でも、「相手のせい」と言った瞬間に、自分には何もできなくなる。
ここが怖いところです。
💡ちょこっと理論紹介💡
🧊 組織文化の3層モデル
米国の組織心理学者エドガー・シャインは、組織文化には3つの深さがあると言いました。
一番表面にあるのが「人工物」。オフィスの様子、ルール、制度、日々の行動などです。
二段目が「標榜される価値観」。経営理念やスローガン、行動指針などです。
そして最深層にあるのが「基本的前提」。誰も疑わずに共有している、暗黙の思い込みです。
厄介なのは、改革の多くは表面層しか変えられないということです。 スローガンを書き換えても、「業績が悪いのは外部のせい」という最深層の前提が変わらなければ、組織は元に戻ってしまう。
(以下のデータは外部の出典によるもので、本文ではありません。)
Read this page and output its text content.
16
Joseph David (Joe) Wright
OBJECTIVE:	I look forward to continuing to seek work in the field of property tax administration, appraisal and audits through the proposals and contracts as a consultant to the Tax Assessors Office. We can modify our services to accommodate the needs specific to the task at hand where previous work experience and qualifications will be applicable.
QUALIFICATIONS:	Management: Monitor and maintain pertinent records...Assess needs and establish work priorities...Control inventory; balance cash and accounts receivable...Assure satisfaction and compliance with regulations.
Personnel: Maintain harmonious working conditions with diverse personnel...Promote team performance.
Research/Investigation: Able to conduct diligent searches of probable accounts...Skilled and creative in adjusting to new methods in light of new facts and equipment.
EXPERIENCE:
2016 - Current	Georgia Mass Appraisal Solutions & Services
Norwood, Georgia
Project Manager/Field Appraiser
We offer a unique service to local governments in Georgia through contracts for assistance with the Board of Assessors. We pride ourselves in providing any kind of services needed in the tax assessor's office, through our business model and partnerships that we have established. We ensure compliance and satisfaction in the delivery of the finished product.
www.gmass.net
ヨーカ堂で起きたのは、まさに最深層への着手でした。 「他責から自責へ」。 この目に見えない暗黙の前提を、トップ自らが言語化し、行動で示した。だからこそ、店舗改装やPB強化といった施策が、ようやく機能し始めたのだと思います。
🍅 私たちの日常も、同じだったりする
ここまで書いてきて思うのですが、これは会社の話だけではないですよね。
私たちの仕事も、家庭も、人生も、「足したもの」より「捨てたもの」が形を決めているように思います。
🗂️ デスクトップに残し続けた古いファイル
📅 惰性で続けている定例ミーティング
💼 「念のため」と付け加え続けている資料の最後のページ
🎽 何年も着ていないクローゼットの服
😮💨 ずっとモヤモヤしているのに、誰にも言えていない人間関係
これらを思い切って削った先に、本当に大切なものがもう一度姿を現すのかもしれません。
何かを足せば、不安は少し和らぎます。
資料を増やす。
会議を増やす。
ルールを増やす。
確認プロセスを増やす。
役割を増やす。
肩書きを増やす。
でも、増やし続けた結果、いつのまにか自分たちが何を大事にしていたのか、見えなくなることがある。
だからこそ、ときどき問い直す必要があります。
これは、本当に必要なのか。
これは、今も自分たちを前に進めているのか。
それとも、ただ不安を隠すために抱えているだけなのか。
ミケランジェロが言ったように、像はすでに自分の中にある。
ただ、不要な部分を取り除くだけでいいのです。
🌱 あなたが今、削ぎ落とすべき「大理石」は何ですか?
仕事でも、家庭でも、自分の頭の中でも構いません。
「なんとなく抱えているけれど、本当はもう手放してもいいもの」が、きっと一つはあるはずです。
それを一つ、今週中に削ってみる。
古いファイルを消す。
不要な会議をやめる。
使っていない資料を捨てる。
曖昧な役割を整理する。
言い訳にしていた言葉を手放す。
小さな引き算でいいと思います。
でも、その先に、あなたが本当に守りたかった像が、きっと姿を現します。